IMG_SIZE = (400,400)
IMG_RES = (5,1)

img = torch.zeros(IMG_SIZE)
img = img.type_as(leafs)
    
# isocenter as image origin
isocenter = 0.5 * torch.Tensor(IMG_SIZE)
isocenter = isocenter.type_as(leafs)
        
for leaf_index in range(leafs.shape[0]):
     leaf_pair = leafs[leaf_index, :]
     leaf_pair = torch.round(leaf_pair)
     x1 = isocenter[1] + leaf_pair[0] * IMG_RES[1]
     x2 = isocenter[1] + leaf_pair[1] * IMG_RES[1]
     
     x1 = x1.clamp(0, IMG_SIZE[1] - 1).int()
     x2 = x2.clamp(0, IMG_SIZE[1] - 1).int()
     y1 = leaf_index * IMG_RES[0]
     y2 = y1 + IMG_RES[0]
     img[y1:y2, x1:x2] = 1
     
plt.imshow(img)

The procedure dealing with this images is more complex to obtain a 3D volume - but differentiable because it just involves stacking up the images and rotate it, in the end I sum up all cubes and get an effective volume.
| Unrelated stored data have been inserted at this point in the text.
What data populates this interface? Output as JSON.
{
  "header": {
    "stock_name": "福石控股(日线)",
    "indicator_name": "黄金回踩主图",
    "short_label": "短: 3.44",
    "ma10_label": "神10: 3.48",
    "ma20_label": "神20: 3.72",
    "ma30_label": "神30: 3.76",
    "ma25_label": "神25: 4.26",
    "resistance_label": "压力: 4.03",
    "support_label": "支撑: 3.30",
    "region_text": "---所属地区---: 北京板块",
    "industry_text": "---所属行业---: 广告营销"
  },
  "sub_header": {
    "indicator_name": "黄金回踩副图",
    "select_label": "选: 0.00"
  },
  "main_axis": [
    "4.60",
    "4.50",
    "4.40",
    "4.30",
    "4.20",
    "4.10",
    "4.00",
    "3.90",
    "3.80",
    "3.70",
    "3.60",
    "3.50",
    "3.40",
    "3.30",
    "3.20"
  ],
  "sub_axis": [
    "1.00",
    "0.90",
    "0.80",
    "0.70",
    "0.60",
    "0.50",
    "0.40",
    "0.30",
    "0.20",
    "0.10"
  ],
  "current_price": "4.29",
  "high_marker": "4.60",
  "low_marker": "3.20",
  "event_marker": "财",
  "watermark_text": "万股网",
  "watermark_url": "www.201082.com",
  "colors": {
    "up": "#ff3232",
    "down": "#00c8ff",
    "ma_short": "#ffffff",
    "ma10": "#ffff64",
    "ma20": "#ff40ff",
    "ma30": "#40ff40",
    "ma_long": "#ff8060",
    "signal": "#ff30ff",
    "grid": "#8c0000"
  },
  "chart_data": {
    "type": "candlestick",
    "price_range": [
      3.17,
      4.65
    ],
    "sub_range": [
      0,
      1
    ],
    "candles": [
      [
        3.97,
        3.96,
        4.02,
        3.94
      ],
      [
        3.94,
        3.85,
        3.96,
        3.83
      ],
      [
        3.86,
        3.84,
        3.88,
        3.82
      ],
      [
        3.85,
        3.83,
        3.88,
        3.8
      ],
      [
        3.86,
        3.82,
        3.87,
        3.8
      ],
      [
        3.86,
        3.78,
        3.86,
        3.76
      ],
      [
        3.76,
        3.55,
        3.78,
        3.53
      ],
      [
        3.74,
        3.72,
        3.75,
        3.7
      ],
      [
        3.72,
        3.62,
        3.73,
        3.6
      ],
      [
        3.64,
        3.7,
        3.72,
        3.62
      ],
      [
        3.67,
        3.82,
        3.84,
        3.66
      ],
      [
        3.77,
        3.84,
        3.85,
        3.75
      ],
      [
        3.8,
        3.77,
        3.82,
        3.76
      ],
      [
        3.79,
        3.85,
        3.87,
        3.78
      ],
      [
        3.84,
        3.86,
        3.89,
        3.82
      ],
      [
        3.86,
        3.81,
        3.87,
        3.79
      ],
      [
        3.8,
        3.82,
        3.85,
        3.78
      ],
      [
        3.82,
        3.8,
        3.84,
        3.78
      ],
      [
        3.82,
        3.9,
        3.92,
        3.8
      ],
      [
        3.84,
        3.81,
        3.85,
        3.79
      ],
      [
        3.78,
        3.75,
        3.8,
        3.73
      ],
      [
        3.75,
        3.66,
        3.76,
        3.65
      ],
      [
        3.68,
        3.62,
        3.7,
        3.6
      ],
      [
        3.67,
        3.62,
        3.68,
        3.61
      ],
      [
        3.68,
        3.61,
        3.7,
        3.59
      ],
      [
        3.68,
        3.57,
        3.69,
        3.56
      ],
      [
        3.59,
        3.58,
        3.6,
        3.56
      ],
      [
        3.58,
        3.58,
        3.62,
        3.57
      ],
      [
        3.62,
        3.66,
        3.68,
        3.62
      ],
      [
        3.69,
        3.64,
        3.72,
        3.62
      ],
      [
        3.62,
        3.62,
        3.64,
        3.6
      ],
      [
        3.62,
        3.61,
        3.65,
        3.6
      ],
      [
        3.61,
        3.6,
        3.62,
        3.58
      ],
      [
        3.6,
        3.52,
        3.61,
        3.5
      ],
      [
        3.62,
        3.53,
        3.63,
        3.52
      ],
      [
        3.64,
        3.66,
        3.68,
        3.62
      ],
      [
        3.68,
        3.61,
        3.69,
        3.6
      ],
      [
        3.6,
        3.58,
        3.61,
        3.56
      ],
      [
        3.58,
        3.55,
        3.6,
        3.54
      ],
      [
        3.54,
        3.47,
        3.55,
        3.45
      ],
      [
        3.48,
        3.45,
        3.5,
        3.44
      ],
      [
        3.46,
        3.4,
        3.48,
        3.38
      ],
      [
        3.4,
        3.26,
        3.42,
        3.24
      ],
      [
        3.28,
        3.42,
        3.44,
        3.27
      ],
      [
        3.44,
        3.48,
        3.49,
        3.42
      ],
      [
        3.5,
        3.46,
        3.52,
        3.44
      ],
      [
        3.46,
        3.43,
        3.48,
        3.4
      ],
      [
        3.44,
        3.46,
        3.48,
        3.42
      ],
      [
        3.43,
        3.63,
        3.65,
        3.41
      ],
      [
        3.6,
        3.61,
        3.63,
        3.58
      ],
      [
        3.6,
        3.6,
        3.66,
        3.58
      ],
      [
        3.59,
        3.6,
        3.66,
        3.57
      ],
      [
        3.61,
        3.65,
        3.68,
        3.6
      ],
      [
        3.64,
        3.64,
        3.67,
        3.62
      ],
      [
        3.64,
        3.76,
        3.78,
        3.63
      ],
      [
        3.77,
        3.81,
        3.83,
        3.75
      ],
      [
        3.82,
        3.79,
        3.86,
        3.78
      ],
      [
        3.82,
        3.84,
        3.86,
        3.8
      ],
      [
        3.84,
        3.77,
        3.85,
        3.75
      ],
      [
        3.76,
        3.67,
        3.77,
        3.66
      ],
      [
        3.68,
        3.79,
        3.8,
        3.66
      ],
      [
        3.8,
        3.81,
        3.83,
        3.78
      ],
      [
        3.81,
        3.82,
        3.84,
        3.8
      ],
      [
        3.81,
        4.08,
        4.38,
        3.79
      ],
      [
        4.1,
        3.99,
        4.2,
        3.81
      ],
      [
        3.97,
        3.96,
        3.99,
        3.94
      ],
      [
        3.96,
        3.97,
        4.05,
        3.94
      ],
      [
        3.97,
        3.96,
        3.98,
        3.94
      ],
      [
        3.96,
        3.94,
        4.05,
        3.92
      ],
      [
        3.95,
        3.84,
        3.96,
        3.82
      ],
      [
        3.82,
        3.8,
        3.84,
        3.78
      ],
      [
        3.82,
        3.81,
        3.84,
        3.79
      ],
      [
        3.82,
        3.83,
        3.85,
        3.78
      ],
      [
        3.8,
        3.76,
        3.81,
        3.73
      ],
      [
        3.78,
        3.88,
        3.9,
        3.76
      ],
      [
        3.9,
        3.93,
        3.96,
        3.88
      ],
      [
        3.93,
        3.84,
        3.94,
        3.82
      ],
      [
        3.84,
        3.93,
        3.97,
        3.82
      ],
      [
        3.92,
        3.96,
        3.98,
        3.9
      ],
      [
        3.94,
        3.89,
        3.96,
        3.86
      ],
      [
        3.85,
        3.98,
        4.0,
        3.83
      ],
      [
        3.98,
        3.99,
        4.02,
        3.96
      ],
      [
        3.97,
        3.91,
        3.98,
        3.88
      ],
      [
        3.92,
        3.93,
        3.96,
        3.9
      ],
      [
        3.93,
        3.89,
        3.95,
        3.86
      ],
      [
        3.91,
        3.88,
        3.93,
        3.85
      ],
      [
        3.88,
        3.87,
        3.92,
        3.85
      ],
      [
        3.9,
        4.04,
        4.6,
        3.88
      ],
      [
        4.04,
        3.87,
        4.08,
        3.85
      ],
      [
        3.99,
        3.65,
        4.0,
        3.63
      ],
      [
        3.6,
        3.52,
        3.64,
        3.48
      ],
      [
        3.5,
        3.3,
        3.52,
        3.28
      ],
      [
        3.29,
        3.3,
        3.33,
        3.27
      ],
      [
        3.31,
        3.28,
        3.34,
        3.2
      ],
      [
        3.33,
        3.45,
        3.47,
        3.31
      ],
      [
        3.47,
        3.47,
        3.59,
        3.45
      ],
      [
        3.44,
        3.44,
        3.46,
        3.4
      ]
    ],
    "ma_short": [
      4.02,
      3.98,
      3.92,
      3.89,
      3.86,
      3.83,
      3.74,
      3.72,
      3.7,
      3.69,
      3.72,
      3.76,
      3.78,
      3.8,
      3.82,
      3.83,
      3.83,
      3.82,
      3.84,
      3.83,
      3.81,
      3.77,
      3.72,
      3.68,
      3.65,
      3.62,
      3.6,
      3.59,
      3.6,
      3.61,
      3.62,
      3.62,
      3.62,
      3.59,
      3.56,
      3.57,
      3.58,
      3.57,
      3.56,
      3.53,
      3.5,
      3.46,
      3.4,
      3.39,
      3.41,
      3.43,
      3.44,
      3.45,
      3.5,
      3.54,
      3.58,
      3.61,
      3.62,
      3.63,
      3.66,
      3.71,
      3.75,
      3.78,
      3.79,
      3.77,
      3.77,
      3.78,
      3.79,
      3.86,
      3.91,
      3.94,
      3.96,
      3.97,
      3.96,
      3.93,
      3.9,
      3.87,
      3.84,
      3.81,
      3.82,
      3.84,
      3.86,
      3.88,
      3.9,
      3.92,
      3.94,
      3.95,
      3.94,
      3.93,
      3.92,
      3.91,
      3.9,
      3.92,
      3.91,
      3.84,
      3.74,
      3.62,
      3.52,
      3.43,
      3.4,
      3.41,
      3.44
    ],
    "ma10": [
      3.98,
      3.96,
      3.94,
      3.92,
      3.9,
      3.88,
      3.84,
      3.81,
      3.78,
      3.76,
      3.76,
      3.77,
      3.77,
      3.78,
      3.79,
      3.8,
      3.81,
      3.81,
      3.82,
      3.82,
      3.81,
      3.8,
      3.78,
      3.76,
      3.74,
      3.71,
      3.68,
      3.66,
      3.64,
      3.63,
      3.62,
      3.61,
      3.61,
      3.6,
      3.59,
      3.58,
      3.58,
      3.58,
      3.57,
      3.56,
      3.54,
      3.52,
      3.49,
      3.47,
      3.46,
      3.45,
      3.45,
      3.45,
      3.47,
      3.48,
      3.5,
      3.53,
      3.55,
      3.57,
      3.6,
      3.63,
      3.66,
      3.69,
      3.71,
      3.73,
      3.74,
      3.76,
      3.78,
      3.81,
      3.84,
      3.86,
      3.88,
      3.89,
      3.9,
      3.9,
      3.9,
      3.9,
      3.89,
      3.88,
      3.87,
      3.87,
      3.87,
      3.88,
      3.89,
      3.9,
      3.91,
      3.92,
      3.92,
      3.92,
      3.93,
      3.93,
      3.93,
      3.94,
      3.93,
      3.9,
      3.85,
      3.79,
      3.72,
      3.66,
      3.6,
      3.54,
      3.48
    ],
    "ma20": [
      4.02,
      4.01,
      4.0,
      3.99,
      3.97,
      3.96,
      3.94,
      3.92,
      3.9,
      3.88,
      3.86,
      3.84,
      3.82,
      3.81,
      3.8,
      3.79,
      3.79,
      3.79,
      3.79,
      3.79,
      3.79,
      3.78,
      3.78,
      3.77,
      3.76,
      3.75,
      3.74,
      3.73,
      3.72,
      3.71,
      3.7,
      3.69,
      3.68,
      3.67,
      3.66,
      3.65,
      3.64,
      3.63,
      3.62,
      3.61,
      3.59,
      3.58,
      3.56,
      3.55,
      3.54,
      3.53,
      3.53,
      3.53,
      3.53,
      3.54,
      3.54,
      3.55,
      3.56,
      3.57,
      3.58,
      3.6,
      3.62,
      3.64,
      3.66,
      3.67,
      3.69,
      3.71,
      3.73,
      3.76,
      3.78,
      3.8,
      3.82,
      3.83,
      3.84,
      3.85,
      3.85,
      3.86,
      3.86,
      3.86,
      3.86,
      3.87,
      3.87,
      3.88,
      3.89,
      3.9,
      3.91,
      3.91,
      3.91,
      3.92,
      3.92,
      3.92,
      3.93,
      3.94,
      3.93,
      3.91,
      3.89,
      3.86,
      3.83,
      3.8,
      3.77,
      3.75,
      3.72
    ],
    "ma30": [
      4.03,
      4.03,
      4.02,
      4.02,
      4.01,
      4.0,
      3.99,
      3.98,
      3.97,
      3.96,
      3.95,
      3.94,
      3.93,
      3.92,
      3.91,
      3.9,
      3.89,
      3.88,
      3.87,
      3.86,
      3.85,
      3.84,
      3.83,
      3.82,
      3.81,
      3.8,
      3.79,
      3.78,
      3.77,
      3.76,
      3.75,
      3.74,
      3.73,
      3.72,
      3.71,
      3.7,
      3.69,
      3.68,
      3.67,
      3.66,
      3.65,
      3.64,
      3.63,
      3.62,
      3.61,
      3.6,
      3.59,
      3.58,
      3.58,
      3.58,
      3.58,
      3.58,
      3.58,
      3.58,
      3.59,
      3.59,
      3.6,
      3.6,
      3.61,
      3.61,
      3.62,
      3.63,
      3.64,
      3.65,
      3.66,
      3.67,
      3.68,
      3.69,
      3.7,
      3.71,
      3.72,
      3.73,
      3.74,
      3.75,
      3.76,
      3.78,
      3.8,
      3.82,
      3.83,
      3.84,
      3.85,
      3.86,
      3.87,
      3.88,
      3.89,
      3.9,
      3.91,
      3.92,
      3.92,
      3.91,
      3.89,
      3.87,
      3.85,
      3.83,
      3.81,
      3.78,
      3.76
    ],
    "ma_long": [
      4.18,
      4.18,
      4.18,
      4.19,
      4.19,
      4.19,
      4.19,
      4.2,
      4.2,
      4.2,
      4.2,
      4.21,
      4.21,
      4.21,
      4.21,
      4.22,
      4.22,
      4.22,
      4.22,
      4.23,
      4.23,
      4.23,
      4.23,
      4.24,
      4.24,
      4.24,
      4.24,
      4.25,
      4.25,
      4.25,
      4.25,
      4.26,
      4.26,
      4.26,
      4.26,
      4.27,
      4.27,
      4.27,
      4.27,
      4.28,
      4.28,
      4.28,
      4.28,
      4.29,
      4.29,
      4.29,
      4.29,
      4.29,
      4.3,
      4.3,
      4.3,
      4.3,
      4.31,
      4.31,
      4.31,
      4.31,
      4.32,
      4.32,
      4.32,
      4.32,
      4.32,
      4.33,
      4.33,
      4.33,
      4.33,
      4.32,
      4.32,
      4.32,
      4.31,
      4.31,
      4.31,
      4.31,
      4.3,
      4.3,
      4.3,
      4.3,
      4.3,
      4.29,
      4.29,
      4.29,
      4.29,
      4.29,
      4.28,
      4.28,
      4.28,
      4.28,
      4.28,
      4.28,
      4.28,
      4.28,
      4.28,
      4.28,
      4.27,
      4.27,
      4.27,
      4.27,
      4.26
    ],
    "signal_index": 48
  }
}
Considering that I actually need this binary images in order to calculate these steps.

I do have the real aperture values, so I would do this for the real and the predicted apertures and take the L1/L2 loss of this 3D volume. I already did training on predicting the raw parameters which worked out well.

I’ve already had a look on methods proposed in other threads concerning my issue like grid sampling or intersection over union as you’ve suggested. However, I do not think this can be applied in my case since the actual image is only an intermediate step. There might be no real workaround which would preserve the postprocessing of these images.

Best regards,
Marco

I must admit I don’t understand how you’d go from pixels to loss.
If you later compare where the prediction “has 1” and where the target does, you’re right in the setting that IoU would solve.

The process from the aperture images going to the resulting 3D volume for which I would calculate the loss is a bit more coding effort involving rotations and summing up each volume of one step of the rotation. I think this approach would be considerable - since the resulting volume is highly irregular, calculating IoU will be more complex. I will check this out. Thanks Thomas for your effort.